There are two areas where any organization can improve in terms of idea generation (generating ideas that will ultimately prove to outperform the market – generate alpha).

  1. An organization can focus on adding or increasing resources, skills or expertise.  This can be accomplished through two intertwined ways – nature and nurture.
    1. Adding resources is done primarily through “nature”.  It is hiring individuals who have certain personality traits that have been proven through rigorous research to result in an increased probability of generating non-consensus ideas which prove to be right.  This is a longer-term solution.
    2. Increasing resources, skills or expertise is accomplished primarily through nurturing. Nurturing is encouraging the growth or development of a particular skill or set of skills of individuals already in the organization. An organization can nurture in two ways. The first is altering or augmenting the working environment to foster the generation of ideas. The second is through training or mentoring of individuals or teams.
  1. Second, an organization can focus on maximizing or better utilizing its existing skills, resources or expertise.  This is accomplished through better communication. In many (most) organizations there is an enormous amount of “scrap” or underutilization – untapped resources. Think of an organization as a group brain or “hive mind”. In the brain, there are two primary areas of long-term memory – declarative and procedural. Declarative is made up of semantic (facts and figures) and episodic (memory of certain events). Procedural is skills – the way to perform tasks.

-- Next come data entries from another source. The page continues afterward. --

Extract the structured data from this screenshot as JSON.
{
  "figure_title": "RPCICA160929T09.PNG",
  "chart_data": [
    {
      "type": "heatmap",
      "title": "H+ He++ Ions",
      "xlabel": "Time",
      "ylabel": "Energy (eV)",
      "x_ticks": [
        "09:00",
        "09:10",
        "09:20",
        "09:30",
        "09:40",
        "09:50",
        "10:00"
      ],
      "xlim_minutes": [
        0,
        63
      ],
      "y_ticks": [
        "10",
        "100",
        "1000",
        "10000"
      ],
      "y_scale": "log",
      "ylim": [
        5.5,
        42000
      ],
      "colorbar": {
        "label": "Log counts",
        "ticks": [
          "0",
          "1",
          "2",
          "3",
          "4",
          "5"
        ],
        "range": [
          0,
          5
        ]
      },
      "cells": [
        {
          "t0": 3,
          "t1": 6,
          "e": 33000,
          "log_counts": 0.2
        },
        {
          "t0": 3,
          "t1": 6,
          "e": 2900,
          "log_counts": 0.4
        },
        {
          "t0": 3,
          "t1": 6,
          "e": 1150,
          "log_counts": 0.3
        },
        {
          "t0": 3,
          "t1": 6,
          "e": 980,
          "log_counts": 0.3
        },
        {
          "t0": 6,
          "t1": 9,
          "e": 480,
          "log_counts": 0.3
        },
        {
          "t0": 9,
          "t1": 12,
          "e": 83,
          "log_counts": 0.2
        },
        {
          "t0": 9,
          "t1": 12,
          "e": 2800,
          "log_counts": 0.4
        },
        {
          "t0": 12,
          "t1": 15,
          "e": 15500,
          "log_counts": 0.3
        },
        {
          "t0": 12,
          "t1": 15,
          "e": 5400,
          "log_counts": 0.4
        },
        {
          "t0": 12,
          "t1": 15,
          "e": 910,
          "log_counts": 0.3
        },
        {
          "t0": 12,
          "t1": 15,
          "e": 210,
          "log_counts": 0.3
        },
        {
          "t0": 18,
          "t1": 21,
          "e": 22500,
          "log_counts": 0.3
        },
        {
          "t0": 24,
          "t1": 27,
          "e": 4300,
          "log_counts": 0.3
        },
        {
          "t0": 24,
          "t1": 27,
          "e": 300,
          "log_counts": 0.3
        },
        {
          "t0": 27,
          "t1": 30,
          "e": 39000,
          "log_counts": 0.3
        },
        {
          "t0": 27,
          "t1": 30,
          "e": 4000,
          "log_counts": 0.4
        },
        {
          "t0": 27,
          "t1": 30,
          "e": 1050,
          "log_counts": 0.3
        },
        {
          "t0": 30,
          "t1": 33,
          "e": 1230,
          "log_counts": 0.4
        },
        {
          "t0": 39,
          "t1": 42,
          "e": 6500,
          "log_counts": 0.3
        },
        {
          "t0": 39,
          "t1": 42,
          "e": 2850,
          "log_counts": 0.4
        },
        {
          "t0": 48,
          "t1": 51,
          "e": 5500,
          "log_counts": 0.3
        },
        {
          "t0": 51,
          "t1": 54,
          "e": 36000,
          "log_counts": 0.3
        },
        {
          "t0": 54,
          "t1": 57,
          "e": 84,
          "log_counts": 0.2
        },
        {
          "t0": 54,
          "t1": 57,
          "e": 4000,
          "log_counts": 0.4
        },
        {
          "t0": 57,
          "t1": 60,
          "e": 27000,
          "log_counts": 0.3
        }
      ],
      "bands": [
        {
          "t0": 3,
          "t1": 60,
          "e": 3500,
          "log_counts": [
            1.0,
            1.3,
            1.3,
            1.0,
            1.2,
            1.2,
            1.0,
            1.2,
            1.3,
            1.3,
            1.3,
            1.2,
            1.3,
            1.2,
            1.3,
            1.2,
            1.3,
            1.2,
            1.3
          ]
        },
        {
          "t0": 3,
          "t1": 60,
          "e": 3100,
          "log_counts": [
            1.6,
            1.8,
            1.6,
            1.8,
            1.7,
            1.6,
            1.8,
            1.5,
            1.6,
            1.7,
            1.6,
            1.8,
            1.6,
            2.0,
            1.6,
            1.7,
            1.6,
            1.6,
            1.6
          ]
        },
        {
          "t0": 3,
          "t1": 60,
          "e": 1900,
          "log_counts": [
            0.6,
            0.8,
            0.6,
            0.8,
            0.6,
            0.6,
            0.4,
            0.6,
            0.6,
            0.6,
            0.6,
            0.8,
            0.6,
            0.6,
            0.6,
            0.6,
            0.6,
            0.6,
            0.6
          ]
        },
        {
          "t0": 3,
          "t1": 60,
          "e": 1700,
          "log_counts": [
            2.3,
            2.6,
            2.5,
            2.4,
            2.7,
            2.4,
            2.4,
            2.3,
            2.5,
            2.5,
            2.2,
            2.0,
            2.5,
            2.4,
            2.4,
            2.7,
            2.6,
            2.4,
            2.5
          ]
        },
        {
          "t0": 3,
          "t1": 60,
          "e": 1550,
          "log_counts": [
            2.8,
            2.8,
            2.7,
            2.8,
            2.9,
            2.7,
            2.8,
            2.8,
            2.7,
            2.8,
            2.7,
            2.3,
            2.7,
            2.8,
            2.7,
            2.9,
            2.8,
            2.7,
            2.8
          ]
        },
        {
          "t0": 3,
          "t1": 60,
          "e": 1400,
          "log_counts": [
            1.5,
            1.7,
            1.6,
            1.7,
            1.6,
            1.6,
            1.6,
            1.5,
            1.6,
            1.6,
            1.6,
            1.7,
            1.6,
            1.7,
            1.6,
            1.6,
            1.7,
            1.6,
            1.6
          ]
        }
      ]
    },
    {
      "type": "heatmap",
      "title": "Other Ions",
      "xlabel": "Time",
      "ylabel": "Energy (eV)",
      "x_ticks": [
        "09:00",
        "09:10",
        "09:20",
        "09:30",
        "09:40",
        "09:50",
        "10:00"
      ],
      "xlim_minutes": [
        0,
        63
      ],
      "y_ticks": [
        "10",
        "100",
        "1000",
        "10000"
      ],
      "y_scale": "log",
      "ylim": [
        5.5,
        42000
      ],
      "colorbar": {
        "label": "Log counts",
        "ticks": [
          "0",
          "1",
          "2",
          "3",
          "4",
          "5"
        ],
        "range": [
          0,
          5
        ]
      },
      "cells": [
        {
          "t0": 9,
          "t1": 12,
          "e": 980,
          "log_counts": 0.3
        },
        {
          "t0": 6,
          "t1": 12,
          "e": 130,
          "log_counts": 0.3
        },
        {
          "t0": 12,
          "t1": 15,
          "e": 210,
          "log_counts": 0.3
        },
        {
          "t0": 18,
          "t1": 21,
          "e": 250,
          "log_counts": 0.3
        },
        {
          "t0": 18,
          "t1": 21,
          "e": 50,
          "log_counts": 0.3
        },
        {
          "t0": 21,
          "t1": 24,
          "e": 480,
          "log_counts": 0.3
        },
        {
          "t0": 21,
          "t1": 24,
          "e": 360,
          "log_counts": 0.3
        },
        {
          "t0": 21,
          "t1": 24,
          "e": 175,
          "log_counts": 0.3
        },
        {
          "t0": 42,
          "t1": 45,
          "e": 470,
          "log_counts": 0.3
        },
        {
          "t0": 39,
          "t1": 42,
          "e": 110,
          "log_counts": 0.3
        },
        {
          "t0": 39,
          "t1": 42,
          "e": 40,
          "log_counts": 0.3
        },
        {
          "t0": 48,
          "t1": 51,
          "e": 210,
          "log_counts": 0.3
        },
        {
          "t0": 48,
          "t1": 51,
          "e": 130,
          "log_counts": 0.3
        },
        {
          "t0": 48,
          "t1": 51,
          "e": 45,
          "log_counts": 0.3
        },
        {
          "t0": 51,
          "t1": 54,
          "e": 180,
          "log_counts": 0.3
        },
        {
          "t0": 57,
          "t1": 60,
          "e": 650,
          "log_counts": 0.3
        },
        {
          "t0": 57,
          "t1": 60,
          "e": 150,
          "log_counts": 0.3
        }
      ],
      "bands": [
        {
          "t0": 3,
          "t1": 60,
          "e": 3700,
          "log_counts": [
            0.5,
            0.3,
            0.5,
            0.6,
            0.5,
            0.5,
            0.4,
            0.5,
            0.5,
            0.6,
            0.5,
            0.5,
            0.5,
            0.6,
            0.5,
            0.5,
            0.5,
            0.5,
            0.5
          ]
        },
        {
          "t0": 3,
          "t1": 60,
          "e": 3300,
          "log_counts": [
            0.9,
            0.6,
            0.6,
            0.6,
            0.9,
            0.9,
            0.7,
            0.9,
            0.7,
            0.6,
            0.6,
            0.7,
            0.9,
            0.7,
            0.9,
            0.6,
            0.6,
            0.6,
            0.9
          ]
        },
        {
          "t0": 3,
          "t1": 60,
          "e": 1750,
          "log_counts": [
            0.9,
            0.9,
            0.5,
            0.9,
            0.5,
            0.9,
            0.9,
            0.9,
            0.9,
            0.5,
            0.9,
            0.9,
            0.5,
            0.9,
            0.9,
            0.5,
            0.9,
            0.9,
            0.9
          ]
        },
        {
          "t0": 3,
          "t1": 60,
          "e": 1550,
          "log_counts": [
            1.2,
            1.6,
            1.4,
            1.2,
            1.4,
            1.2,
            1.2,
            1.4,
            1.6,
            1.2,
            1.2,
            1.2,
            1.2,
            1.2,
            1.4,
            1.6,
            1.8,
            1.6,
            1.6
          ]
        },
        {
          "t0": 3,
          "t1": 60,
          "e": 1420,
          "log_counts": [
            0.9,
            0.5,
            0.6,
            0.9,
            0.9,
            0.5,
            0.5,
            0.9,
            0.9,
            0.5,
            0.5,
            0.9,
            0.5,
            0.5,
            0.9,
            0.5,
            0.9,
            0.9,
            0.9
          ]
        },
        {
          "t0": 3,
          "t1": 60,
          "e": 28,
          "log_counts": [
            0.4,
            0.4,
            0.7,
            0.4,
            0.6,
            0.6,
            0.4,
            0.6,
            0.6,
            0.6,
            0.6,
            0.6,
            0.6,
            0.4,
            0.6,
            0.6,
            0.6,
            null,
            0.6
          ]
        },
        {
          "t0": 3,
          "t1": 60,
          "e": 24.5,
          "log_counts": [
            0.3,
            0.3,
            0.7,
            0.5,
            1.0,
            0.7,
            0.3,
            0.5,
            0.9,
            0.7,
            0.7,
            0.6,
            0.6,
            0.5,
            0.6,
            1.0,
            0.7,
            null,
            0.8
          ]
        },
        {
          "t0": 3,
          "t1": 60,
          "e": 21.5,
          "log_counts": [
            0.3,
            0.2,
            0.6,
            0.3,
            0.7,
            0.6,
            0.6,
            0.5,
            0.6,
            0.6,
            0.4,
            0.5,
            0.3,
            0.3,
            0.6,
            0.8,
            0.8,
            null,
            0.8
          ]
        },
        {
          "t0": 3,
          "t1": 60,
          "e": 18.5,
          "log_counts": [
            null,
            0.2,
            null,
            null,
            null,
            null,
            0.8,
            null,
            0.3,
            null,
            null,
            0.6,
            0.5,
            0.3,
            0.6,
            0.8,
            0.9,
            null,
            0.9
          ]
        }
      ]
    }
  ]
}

Within an organization, there is an enormous about of declarative and procedural knowledge that is underutilized due to communication. A simple example of an inefficiency of declarative knowledge is if a portfolio manager is researching an idea in the auto parts area, he might not know that a junior analyst as a hobby rebuilds cars. Obviously, the junior analyst can add some value to the process.

In terms of procedural knowledge, a junior analyst might be asked to perform a “channel check” but because they have never done one, they learn from trial and error. A more senior analyst might have a lot of experience performing channel checks and could help the analyst and increase efficiency.

This second area of improvement is a simple matter of better communication within an organization which brings us back to the “team-based approach” discussed in the Wall Street Journal article.  Moving from a “star system” to a team-based approach does not need to be disruptive to the organization as implied by the article in the statement, “If enacted, the changes would mark a major overhaul of Fidelity’s lucrative stock-picking business, which executives have been loath to disrupt. They could mark the end of an era that created such star stock pickers as Peter Lynch and William Danoff…”  Changing to a team based system is really just improving communication. And increasing efficiency and the ability to generate ideas by improving the communication within an organization is anything but disruptive.